# XFMR Connection



## jar546 (Jun 8, 2011)

How do you connect your transformers?


----------



## beach (Jun 8, 2011)

In what way are you asking?


----------



## mark handler (Jun 8, 2011)

http://www.cooperpower.com/library/pdf/r201902.pdf


----------



## raider1 (Jun 8, 2011)

I don't see a grounding electrode conductor and I am having a hard time seeing the system bonding jumper connection.

Chris


----------



## jar546 (Jun 8, 2011)

raider1 said:
			
		

> I don't see a grounding electrode conductor and I am having a hard time seeing the system bonding jumper connection.Chris


Yes, me neither


----------



## raider1 (Jun 8, 2011)

I would also wager that the supply side bonding jumper (formally known as the equipment bonding jumper) is not sized properly. It seems quite small.

Chris


----------



## chris kennedy (Jun 8, 2011)

raider1 said:
			
		

> I don't see a grounding electrode conductor and I am having a hard time seeing the system bonding jumper connection.Chris





			
				jar546 said:
			
		

> Yes, me neither


Looks like there is an empty lug on X0 right under X2. Maybe the installer isn't finished yet.:lol:


----------



## jar546 (Jun 9, 2011)

A better pic of the XFMR next to it:


----------



## beach (Jun 9, 2011)

I didn't know you had a picture attached...... I can't view any of the pics, only the text. Weird....


----------



## raider1 (Jun 9, 2011)

No, system bonding jumper.

No, grounding electrode conductor

The supply side bonding jumper appears to be too small.
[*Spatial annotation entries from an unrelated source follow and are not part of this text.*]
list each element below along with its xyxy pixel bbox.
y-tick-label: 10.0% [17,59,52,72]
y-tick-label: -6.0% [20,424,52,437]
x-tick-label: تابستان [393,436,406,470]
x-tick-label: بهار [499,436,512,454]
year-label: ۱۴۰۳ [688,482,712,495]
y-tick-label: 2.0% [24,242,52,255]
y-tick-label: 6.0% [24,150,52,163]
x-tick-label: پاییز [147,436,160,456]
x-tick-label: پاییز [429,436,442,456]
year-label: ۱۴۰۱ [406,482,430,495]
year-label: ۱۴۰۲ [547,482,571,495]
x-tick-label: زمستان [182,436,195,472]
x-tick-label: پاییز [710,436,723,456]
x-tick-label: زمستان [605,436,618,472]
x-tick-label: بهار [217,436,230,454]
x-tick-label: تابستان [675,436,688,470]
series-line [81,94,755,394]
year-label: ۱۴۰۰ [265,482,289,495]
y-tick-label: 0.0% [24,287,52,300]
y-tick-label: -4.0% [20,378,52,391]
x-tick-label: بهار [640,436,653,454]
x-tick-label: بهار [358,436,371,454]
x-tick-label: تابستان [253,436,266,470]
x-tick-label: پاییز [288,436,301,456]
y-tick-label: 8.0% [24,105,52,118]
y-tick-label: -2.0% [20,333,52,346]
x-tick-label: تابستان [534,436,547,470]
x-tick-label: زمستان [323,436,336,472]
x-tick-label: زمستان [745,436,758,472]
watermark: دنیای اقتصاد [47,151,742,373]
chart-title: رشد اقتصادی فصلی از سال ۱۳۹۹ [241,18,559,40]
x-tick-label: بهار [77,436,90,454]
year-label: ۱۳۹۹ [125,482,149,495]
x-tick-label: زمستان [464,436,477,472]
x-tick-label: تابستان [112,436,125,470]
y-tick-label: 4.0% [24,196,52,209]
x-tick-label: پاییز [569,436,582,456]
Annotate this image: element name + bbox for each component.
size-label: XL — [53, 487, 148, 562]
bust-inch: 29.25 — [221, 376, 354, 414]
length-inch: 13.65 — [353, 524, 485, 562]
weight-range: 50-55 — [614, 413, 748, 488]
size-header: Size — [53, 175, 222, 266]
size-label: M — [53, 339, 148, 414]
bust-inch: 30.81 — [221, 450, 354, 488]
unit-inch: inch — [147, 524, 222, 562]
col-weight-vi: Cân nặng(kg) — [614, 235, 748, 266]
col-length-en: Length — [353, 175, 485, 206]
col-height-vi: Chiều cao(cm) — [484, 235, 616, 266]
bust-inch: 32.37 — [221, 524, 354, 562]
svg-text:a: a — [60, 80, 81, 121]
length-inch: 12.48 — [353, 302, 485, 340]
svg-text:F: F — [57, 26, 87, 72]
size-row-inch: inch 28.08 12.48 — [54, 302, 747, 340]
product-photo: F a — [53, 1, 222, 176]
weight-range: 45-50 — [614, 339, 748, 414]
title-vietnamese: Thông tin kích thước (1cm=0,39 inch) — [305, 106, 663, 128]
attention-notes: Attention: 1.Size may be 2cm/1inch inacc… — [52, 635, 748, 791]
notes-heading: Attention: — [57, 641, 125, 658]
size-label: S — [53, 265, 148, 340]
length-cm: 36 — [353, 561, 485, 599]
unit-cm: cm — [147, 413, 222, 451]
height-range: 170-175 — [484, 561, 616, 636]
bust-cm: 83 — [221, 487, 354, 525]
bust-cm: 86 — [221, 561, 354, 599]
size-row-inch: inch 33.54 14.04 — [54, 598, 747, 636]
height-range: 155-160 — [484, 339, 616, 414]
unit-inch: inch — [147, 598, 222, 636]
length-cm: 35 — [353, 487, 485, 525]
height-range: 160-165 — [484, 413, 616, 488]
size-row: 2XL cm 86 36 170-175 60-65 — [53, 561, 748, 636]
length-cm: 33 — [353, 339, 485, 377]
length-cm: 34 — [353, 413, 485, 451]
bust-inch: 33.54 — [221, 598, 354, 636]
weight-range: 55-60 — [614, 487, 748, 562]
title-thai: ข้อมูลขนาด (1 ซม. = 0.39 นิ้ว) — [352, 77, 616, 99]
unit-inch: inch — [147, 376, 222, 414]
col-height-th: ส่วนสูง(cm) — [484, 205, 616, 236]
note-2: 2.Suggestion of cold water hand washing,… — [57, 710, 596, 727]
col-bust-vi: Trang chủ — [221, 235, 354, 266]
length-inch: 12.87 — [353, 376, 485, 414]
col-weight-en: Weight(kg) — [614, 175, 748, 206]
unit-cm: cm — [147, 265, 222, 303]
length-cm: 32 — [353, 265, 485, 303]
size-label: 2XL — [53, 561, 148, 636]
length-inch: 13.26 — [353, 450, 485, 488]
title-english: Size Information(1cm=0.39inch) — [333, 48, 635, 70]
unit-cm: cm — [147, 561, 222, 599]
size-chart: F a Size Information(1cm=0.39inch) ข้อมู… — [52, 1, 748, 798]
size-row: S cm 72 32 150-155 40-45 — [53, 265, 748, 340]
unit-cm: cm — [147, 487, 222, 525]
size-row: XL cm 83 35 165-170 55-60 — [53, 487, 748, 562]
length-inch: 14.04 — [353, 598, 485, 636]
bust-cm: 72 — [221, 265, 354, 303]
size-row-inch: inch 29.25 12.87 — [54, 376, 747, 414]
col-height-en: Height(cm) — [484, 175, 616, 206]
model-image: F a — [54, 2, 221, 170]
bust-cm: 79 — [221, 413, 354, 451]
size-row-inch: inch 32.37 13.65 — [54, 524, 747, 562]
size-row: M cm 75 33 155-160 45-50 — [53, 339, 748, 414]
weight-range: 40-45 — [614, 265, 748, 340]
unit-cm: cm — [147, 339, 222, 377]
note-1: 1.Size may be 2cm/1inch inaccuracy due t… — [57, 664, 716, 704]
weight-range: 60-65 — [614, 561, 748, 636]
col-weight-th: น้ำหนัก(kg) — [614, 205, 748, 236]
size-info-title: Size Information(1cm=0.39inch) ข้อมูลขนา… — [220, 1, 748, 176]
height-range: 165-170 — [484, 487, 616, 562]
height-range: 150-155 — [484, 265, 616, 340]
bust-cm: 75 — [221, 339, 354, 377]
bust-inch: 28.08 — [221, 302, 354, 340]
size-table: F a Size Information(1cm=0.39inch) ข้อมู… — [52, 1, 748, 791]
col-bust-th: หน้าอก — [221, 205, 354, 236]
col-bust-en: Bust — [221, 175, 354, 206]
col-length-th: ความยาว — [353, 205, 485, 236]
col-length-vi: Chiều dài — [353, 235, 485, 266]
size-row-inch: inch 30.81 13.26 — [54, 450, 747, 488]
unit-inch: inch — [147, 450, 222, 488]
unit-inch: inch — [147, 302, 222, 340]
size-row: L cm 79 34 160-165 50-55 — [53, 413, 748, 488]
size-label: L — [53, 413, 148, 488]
Someone needs a lesson in 250.30. 

Chris


----------



## jar546 (Jun 9, 2011)

They ran the neutral from XO directly to the neutral bar of the panel/disco and from there ran a GEC.

There is no bonding jumper from XO to the XFMR frame sized IAW 250.66


----------



## BSSTG (Jun 9, 2011)

That there could smoke the bosses coffee pot. Not a good thing. I did it once!

BS


----------



## jar546 (Jun 9, 2011)

Let me paint a better picture.

The system bonding jumper IS from the first disconnect as allowed, HOWEVER, it is useless because the GEC is off the frame of the XFMR.

They are going to remove the system bond from the main disconnect and place it from XO to the XFMR frame ground, then move the initial connection point of the GEC from the XFMR frame to XO where there is a lug waiting for it.  Another lug must be added to XO for the system bond jumper.


----------



## RJJ (Jun 14, 2011)

What are the little smoke marks on the back side of photo #2.


----------



## jar546 (Jun 16, 2011)

So I have a question.

Do you see more GEC's connected to the XFMR or to the first disco/panel on the secondary side?


----------



## raider1 (Jun 17, 2011)

jar546 said:
			
		

> So I have a question.Do you see more GEC's connected to the XFMR or to the first disco/panel on the secondary side?


Most of the time in my area the grounding and bonding is done at the transformer and not at the first disconnecting means. That is the way I preferred to do it when I was installing.

Chris


----------